Bournewood, Sunspire, and The Meadows all operate as independent brands within Alita. Clinical operations will not be impacted at Bournewood, which has been in continuous operations since 1884, and provides inpatient, partial hospital, and outpatient services for adults and adolescents with mental health and substance use conditions and their families.
Marcia Fowler, chief executive officer of Bournewood, said Bournewood is a very financially robust organization and that will continue, but the acquisition helps Bournewood to grow, rather than maintain, its services.
“We know there are more people who need services than are receiving services,” Fowler said. “What we are really excited about is that this allows us to really serve more people.”
Bournewood was privately owned, and in recent years one of the majority shareholders was Nasir Khan, M.D., along with his wife, Kay Khan. Khan was chairman and CEO of Bournewood, until he passed away in 2014. Fowler was then hired as CEO.
“A little over a year ago, we put together a strategic plan that really focused on improving the quality of care that we provide here, improving our environment of care and also to build out and broaden our continuum of care to other populations and to build out supports that would help people achieve the gains that they made in the hospital, in the community,” Fowler said.
Among goals was to expand partial hospitalization programs and help support people when they are discharged from the hospital or prevent unneeded hospitalization.
“We started looking for strategic partners that could help us realize that plan with the infusion of capital and the infusion of business expertise,” Fowler said.
It was a year-long search. “Ultimately, we determined the best fit was with Alita Care, primarily because there was a congruency of values,” such as an interest in evidence-based practices and sustainability of quality care, Fowler said.
“We found the partner that both shared the vision of values, and had the capital to work with us and help us expand,” Fowler said.
The Meadows and Sunspire both have very specific programs that are different from Bournewood, but the three systems share a commitment to excellence of treatment and evidence-based practices, Fowler said and will be able to share expertise.
“We’re looking forward to sharing resources, such as electronic health records, faculty to do training, and to improving staff training and expertise, both on the psychiatric side and the chemical dependence side,” she said.
Bournewood has already sent several patients to Sunspire’s Ashby, Mass., location for care. “So just by being under the same umbrella, we have the ability to expand our continuum of care,” Fowler said.

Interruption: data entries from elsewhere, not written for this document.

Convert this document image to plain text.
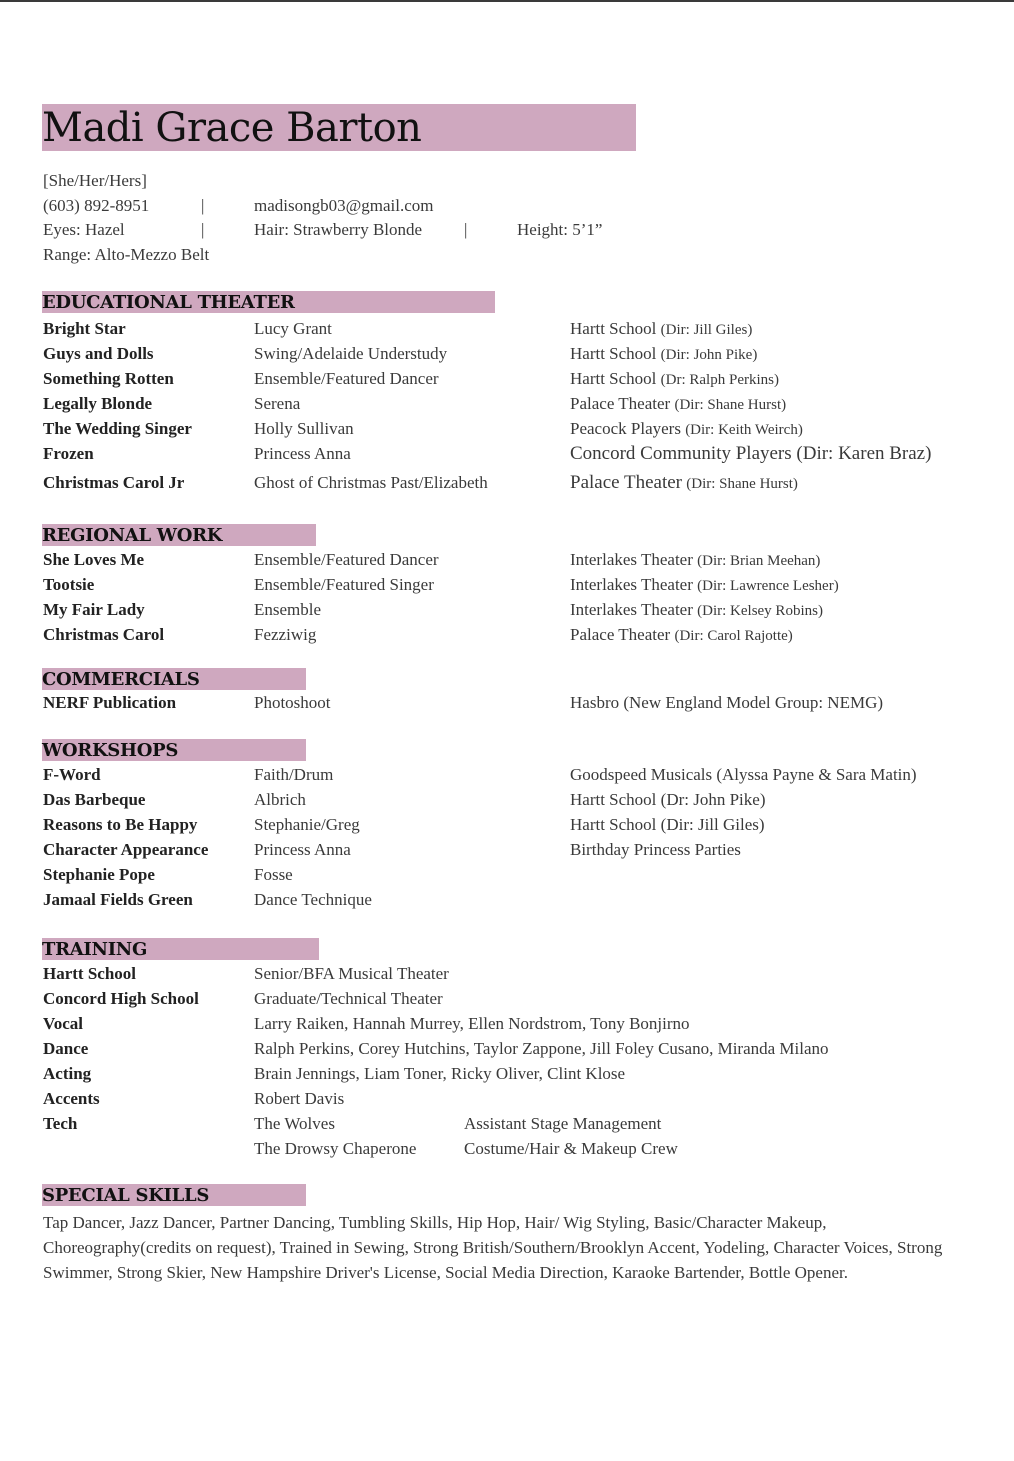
Madi Grace Barton
[She/Her/Hers]
(603) 892-8951	|	madisongb03@gmail.com
Eyes: Hazel	|	Hair: Strawberry Blonde |	Height: 5’1”
Range: Alto-Mezzo Belt
EDUCATIONAL THEATER
Bright Star	Lucy Grant	Hartt School (Dir: Jill Giles)
Guys and Dolls	Swing/Adelaide Understudy	Hartt School (Dir: John Pike)
Something Rotten	Ensemble/Featured Dancer	Hartt School (Dr: Ralph Perkins)
Legally Blonde	Serena	Palace Theater (Dir: Shane Hurst)
The Wedding Singer	Holly Sullivan	Peacock Players (Dir: Keith Weirch)
Frozen	Princess Anna	Concord Community Players (Dir: Karen Braz)
Christmas Carol Jr	Ghost of Christmas Past/Elizabeth	Palace Theater (Dir: Shane Hurst)
REGIONAL WORK
She Loves Me	Ensemble/Featured Dancer	Interlakes Theater (Dir: Brian Meehan)
Tootsie	Ensemble/Featured Singer	Interlakes Theater (Dir: Lawrence Lesher)
My Fair Lady	Ensemble	Interlakes Theater (Dir: Kelsey Robins)
Christmas Carol	Fezziwig	Palace Theater (Dir: Carol Rajotte)
COMMERCIALS
NERF Publication	Photoshoot	Hasbro (New England Model Group: NEMG)
WORKSHOPS
F-Word	Faith/Drum	Goodspeed Musicals (Alyssa Payne & Sara Matin)
Das Barbeque	Albrich	Hartt School (Dr: John Pike)
Reasons to Be Happy	Stephanie/Greg	Hartt School (Dir: Jill Giles)
Character Appearance	Princess Anna	Birthday Princess Parties
Stephanie Pope	Fosse
Jamaal Fields Green	Dance Technique
TRAINING
Hartt School	Senior/BFA Musical Theater
Concord High School	Graduate/Technical Theater
Vocal	Larry Raiken, Hannah Murrey, Ellen Nordstrom, Tony Bonjirno
Dance	Ralph Perkins, Corey Hutchins, Taylor Zappone, Jill Foley Cusano, Miranda Milano
Acting	Brain Jennings, Liam Toner, Ricky Oliver, Clint Klose
Accents	Robert Davis
Tech	The Wolves	Assistant Stage Management
The Drowsy Chaperone	Costume/Hair & Makeup Crew
SPECIAL SKILLS
Tap Dancer, Jazz Dancer, Partner Dancing, Tumbling Skills, Hip Hop, Hair/ Wig Styling, Basic/Character Makeup, Choreography(credits on request), Trained in Sewing, Strong British/Southern/Brooklyn Accent, Yodeling, Character Voices, Strong Swimmer, Strong Skier, New Hampshire Driver's License, Social Media Direction, Karaoke Bartender, Bottle Opener.
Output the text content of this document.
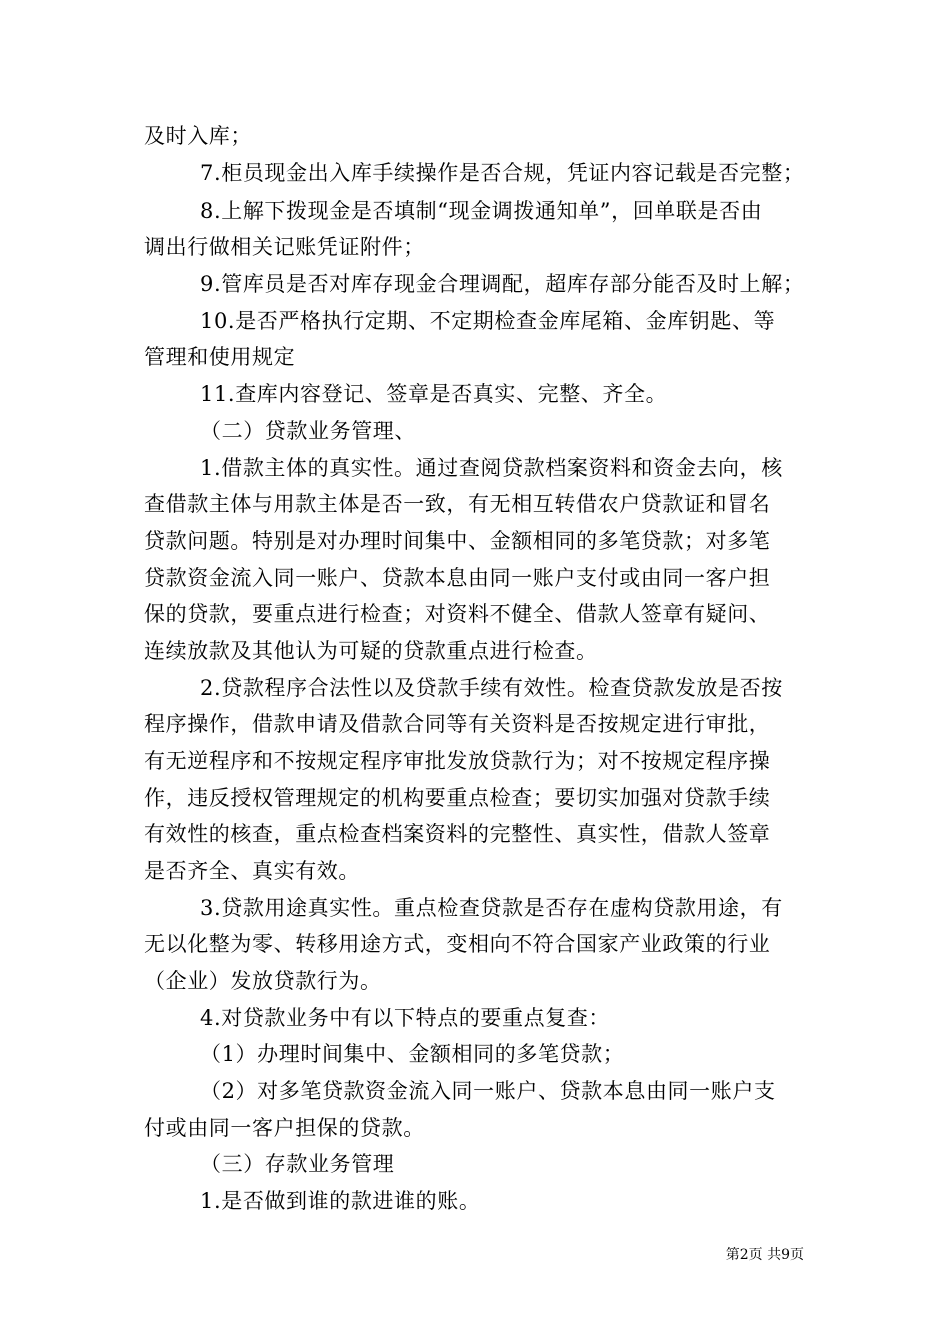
及时入库；
7.柜员现金出入库手续操作是否合规，凭证内容记载是否完整；
8.上解下拨现金是否填制“现金调拨通知单”，回单联是否由
调出行做相关记账凭证附件；
9.管库员是否对库存现金合理调配，超库存部分能否及时上解；
10.是否严格执行定期、不定期检查金库尾箱、金库钥匙、等
管理和使用规定
11.查库内容登记、签章是否真实、完整、齐全。
（二）贷款业务管理、
1.借款主体的真实性。通过查阅贷款档案资料和资金去向，核
查借款主体与用款主体是否一致，有无相互转借农户贷款证和冒名
贷款问题。特别是对办理时间集中、金额相同的多笔贷款；对多笔
贷款资金流入同一账户、贷款本息由同一账户支付或由同一客户担
保的贷款，要重点进行检查；对资料不健全、借款人签章有疑问、
连续放款及其他认为可疑的贷款重点进行检查。
2.贷款程序合法性以及贷款手续有效性。检查贷款发放是否按
程序操作，借款申请及借款合同等有关资料是否按规定进行审批，
有无逆程序和不按规定程序审批发放贷款行为；对不按规定程序操
作，违反授权管理规定的机构要重点检查；要切实加强对贷款手续
有效性的核查，重点检查档案资料的完整性、真实性，借款人签章
是否齐全、真实有效。
3.贷款用途真实性。重点检查贷款是否存在虚构贷款用途，有
无以化整为零、转移用途方式，变相向不符合国家产业政策的行业
（企业）发放贷款行为。
4.对贷款业务中有以下特点的要重点复查：
（1）办理时间集中、金额相同的多笔贷款；
（2）对多笔贷款资金流入同一账户、贷款本息由同一账户支
付或由同一客户担保的贷款。
（三）存款业务管理
1.是否做到谁的款进谁的账。
第2页 共9页
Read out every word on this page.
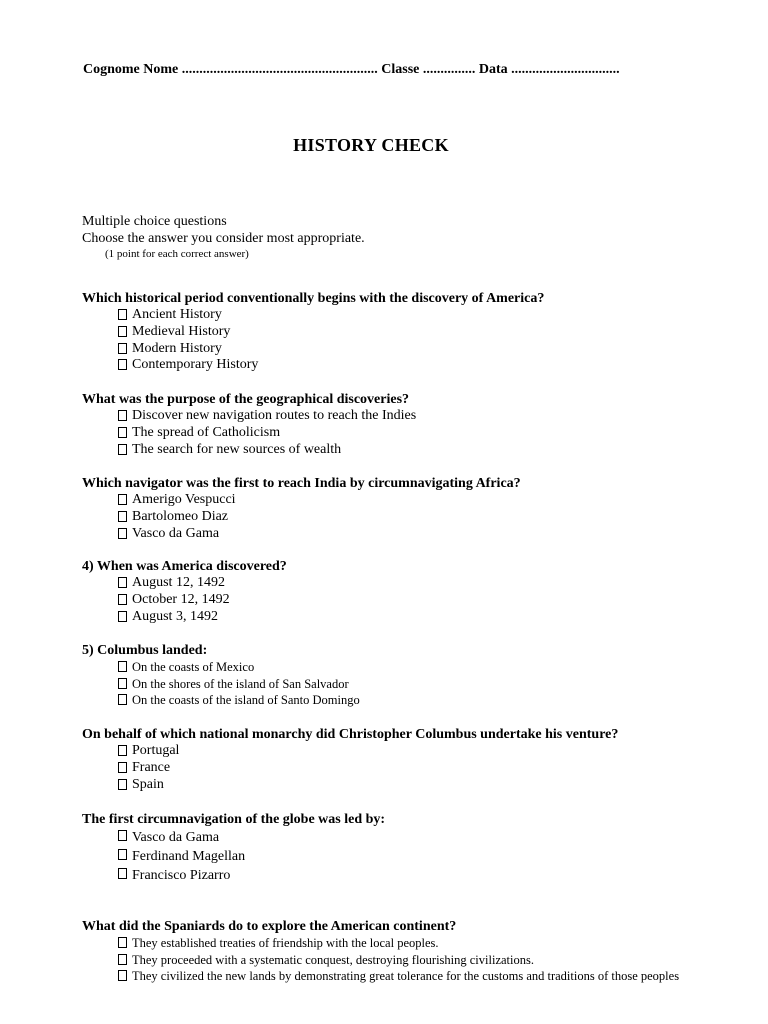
Cognome Nome ........................................................ Classe ............... Data ...............................
HISTORY CHECK
Multiple choice questions
Choose the answer you consider most appropriate.
(1 point for each correct answer)
Which historical period conventionally begins with the discovery of America?
Ancient History
Medieval History
Modern History
Contemporary History
What was the purpose of the geographical discoveries?
Discover new navigation routes to reach the Indies
The spread of Catholicism
The search for new sources of wealth
Which navigator was the first to reach India by circumnavigating Africa?
Amerigo Vespucci
Bartolomeo Diaz
Vasco da Gama
4) When was America discovered?
August 12, 1492
October 12, 1492
August 3, 1492
5) Columbus landed:
On the coasts of Mexico
On the shores of the island of San Salvador
On the coasts of the island of Santo Domingo
On behalf of which national monarchy did Christopher Columbus undertake his venture?
Portugal
France
Spain
The first circumnavigation of the globe was led by:
Vasco da Gama
Ferdinand Magellan
Francisco Pizarro
What did the Spaniards do to explore the American continent?
They established treaties of friendship with the local peoples.
They proceeded with a systematic conquest, destroying flourishing civilizations.
They civilized the new lands by demonstrating great tolerance for the customs and traditions of those peoples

Similarly, if people being served by Sunspire need services best provided by Bournewood, they can be directed to Bournewood.
“That helps with continuity of care and the sharing of information, so that there are warm handoffs and there is a broader continuum to help support people in their recovery,” Fowler said.
Fowler said as a small, independent hospital, the new arrangement helps give Bournewood some purchasing power around employee health insurance, supplies, and more.
“We’re all very different in terms of where we sit in the continuum of care, and we’ll remain very independent, but we’ll have the ability where it supports the mission of the organization to have some efficiencies, in purchasing in particular,” she said.
Fowler said clinical services and staffing will remain the same, but the hospital will be undergoing a “facelift” with some upcoming capital improvements.